While enjoying the whole “upstairs, downstairs” experience of Downton, I can’t help but be reminded how awful the situation must have been back then in the real world, with the "haves" eating cake while the "have-nots" struggled to put a loaf of bread on their family table. It reminded me of reading somewhere that it was never in the interest of the establishment to over-educate the working-classes because, my God, who would empty the bins and work in the factories?!
People still live in grand houses and are waited on hand and foot by the lower-classes, but I don’t know, should we be resentful of their privileged lives, or grateful for the jobs they provide?
Which brings me to the announcement today that over five million people earn less than the living wage in the UK, a sum set at £8.30 for London and £7.20 elsewhere in the UK. The minimum wage demanded by the government is £6.19. Workers in the hotel, bar and restaraunt trade struggle the most, so no wonder the service in some establishments is so bad!
Presumably, employers rely on staff tips to subsidise the low-wages and the argument is that many establishments would close if overheads were higher.
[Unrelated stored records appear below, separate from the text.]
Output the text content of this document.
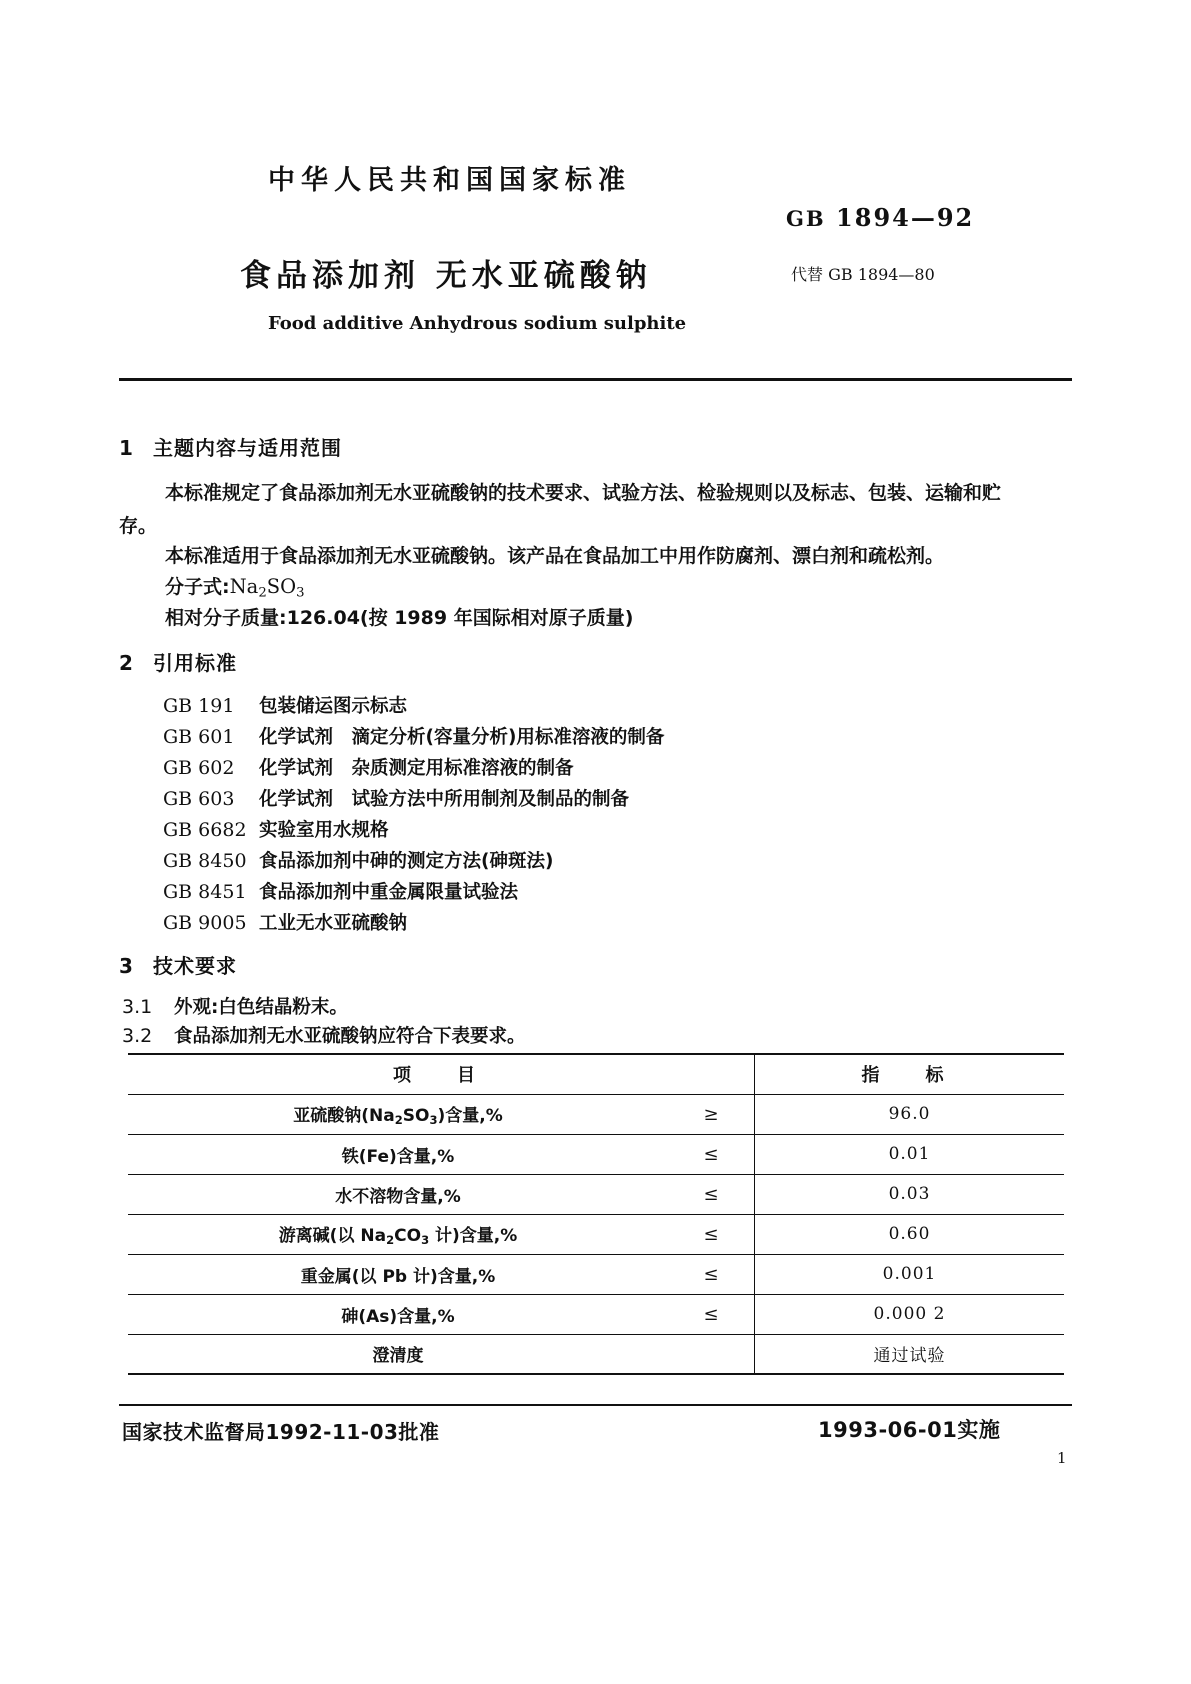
中华人民共和国国家标准
GB 1894—92
食品添加剂 无水亚硫酸钠	代替 GB 1894—80
Food additive Anhydrous sodium sulphite
1 主题内容与适用范围
本标准规定了食品添加剂无水亚硫酸钠的技术要求、试验方法、检验规则以及标志、包装、运输和贮
存。
本标准适用于食品添加剂无水亚硫酸钠。该产品在食品加工中用作防腐剂、漂白剂和疏松剂。
分子式$:Na_2SO_3$
相对分子质量:126.04(按 1989 年国际相对原子质量)
2 引用标准
GB 191 包装储运图示标志
GB 601 化学试剂　滴定分析(容量分析)用标准溶液的制备
GB 602 化学试剂　杂质测定用标准溶液的制备
GB 603 化学试剂　试验方法中所用制剂及制品的制备
GB 6682 实验室用水规格
GB 8450 食品添加剂中砷的测定方法(砷斑法)
GB 8451 食品添加剂中重金属限量试验法
GB 9005 工业无水亚硫酸钠
3 技术要求
3.1 外观:白色结晶粉末。
3.2 食品添加剂无水亚硫酸钠应符合下表要求。
项　目		指　标
亚硫酸钠$(Na_2SO_3)$含量,%	≥	96.0
铁(Fe)含量,%	≤	0.01
水不溶物含量,%	≤	0.03
游离碱(以 $Na_2CO_3$ 计)含量,%	≤	0.60
重金属(以 Pb 计)含量,%	≤	0.001
砷(As)含量,%	≤	0.000 2
澄清度		通过试验

国家技术监督局1992-11-03批准	1993-06-01实施
1
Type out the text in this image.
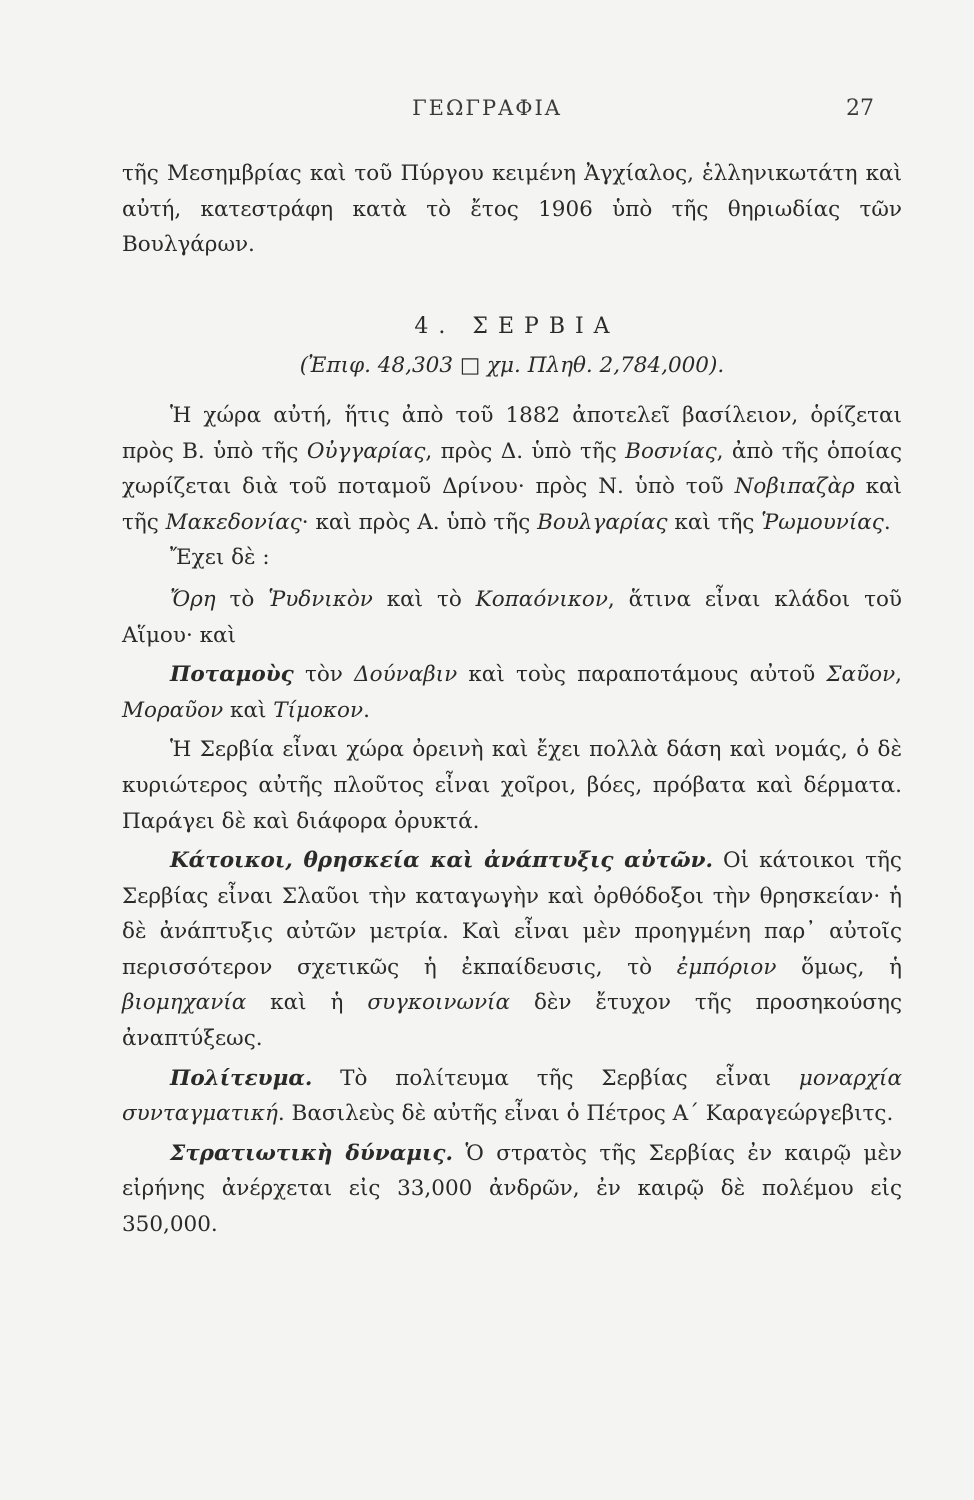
ΓΕΩΓΡΑΦΙΑ	27

τῆς Μεσημβρίας καὶ τοῦ Πύργου κειμένη Ἀγχίαλος, ἑλληνικωτάτη καὶ αὐτή, κατεστράφη κατὰ τὸ ἔτος 1906 ὑπὸ τῆς θηριωδίας τῶν Βουλγάρων.

4. ΣΕΡΒΙΑ

(Ἐπιφ. 48,303 □ χμ. Πληθ. 2,784,000).

Ἡ χώρα αὐτή, ἥτις ἀπὸ τοῦ 1882 ἀποτελεῖ βασίλειον, ὁρίζεται πρὸς Β. ὑπὸ τῆς Οὐγγαρίας, πρὸς Δ. ὑπὸ τῆς Βοσνίας, ἀπὸ τῆς ὁποίας χωρίζεται διὰ τοῦ ποταμοῦ Δρίνου· πρὸς Ν. ὑπὸ τοῦ Νοβιπαζὰρ καὶ τῆς Μακεδονίας· καὶ πρὸς Α. ὑπὸ τῆς Βουλγαρίας καὶ τῆς Ῥωμουνίας.

Ἔχει δὲ :

Ὄρη τὸ Ῥυδνικὸν καὶ τὸ Κοπαόνικον, ἅτινα εἶναι κλάδοι τοῦ Αἵμου· καὶ

Ποταμοὺς τὸν Δούναβιν καὶ τοὺς παραποτάμους αὐτοῦ Σαῦον, Μοραῦον καὶ Τίμοκον.

Ἡ Σερβία εἶναι χώρα ὀρεινὴ καὶ ἔχει πολλὰ δάση καὶ νομάς, ὁ δὲ κυριώτερος αὐτῆς πλοῦτος εἶναι χοῖροι, βόες, πρόβατα καὶ δέρματα. Παράγει δὲ καὶ διάφορα ὀρυκτά.

Κάτοικοι, θρησκεία καὶ ἀνάπτυξις αὐτῶν. Οἱ κάτοικοι τῆς Σερβίας εἶναι Σλαῦοι τὴν καταγωγὴν καὶ ὀρθόδοξοι τὴν θρησκείαν· ἡ δὲ ἀνάπτυξις αὐτῶν μετρία. Καὶ εἶναι μὲν προηγμένη παρ᾽ αὐτοῖς περισσότερον σχετικῶς ἡ ἐκπαίδευσις, τὸ ἐμπόριον ὅμως, ἡ βιομηχανία καὶ ἡ συγκοινωνία δὲν ἔτυχον τῆς προσηκούσης ἀναπτύξεως.

Πολίτευμα. Τὸ πολίτευμα τῆς Σερβίας εἶναι μοναρχία συνταγματική. Βασιλεὺς δὲ αὐτῆς εἶναι ὁ Πέτρος Α΄ Καραγεώργεβιτς.

Στρατιωτικὴ δύναμις. Ὁ στρατὸς τῆς Σερβίας ἐν καιρῷ μὲν εἰρήνης ἀνέρχεται εἰς 33,000 ἀνδρῶν, ἐν καιρῷ δὲ πολέμου εἰς 350,000.
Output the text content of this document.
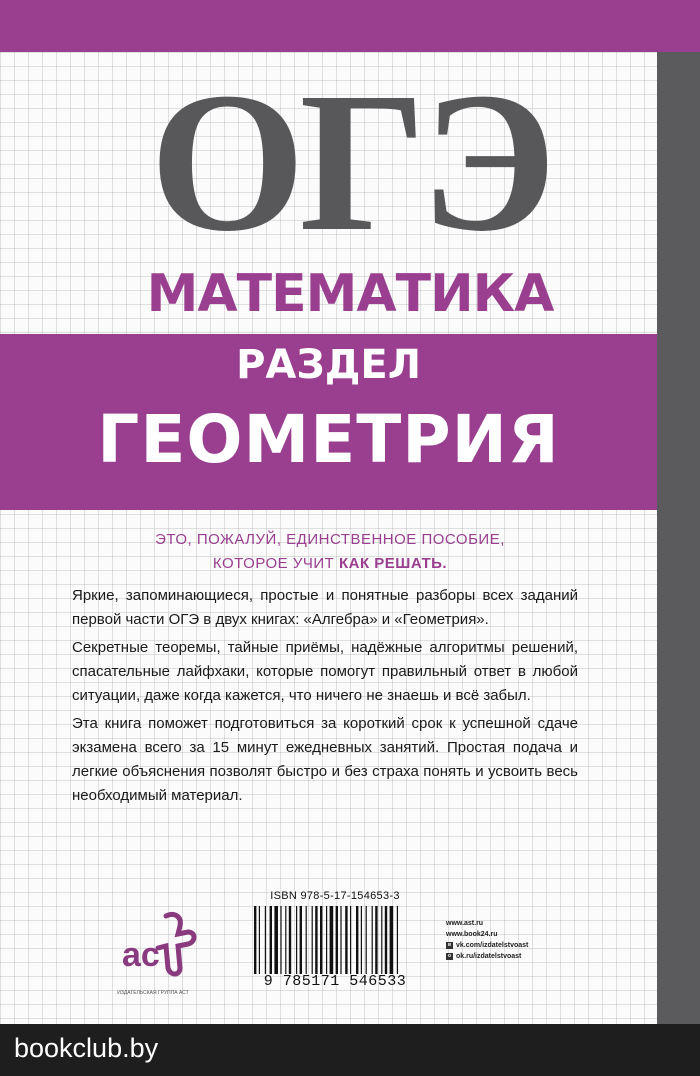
ОГЭ
МАТЕМАТИКА
РАЗДЕЛ
ГЕОМЕТРИЯ
ЭТО, ПОЖАЛУЙ, ЕДИНСТВЕННОЕ ПОСОБИЕ,
КОТОРОЕ УЧИТ КАК РЕШАТЬ.

Яркие, запоминающиеся, простые и понятные разборы всех заданий первой части ОГЭ в двух книгах: «Алгебра» и «Геометрия».

Секретные теоремы, тайные приёмы, надёжные алгоритмы решений, спасательные лайфхаки, которые помогут правильный ответ в любой ситуации, даже когда кажется, что ничего не знаешь и всё забыл.

Эта книга поможет подготовиться за короткий срок к успешной сдаче экзамена всего за 15 минут ежедневных занятий. Простая подача и легкие объяснения позволят быстро и без страха понять и усвоить весь необходимый материал.

ac
ИЗДАТЕЛЬСКАЯ ГРУППА АСТ
ISBN 978-5-17-154653-3
9 785171 546533
www.ast.ru
www.book24.ru
в vk.com/izdatelstvoast
о ok.ru/izdatelstvoast
bookclub.by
The same applies to the USA where workers in the fast-food industry struggle to survive, as do the likes of farm-workers, often transient labour, with no choice but to take any job on offer.
A far cry from the world of Downton, although there are people who still live like that, proud of their heritage and with a strong belief that the country, its land and its tradition is for them to uphold, with low-paid help from the little people. Just look at our Royals.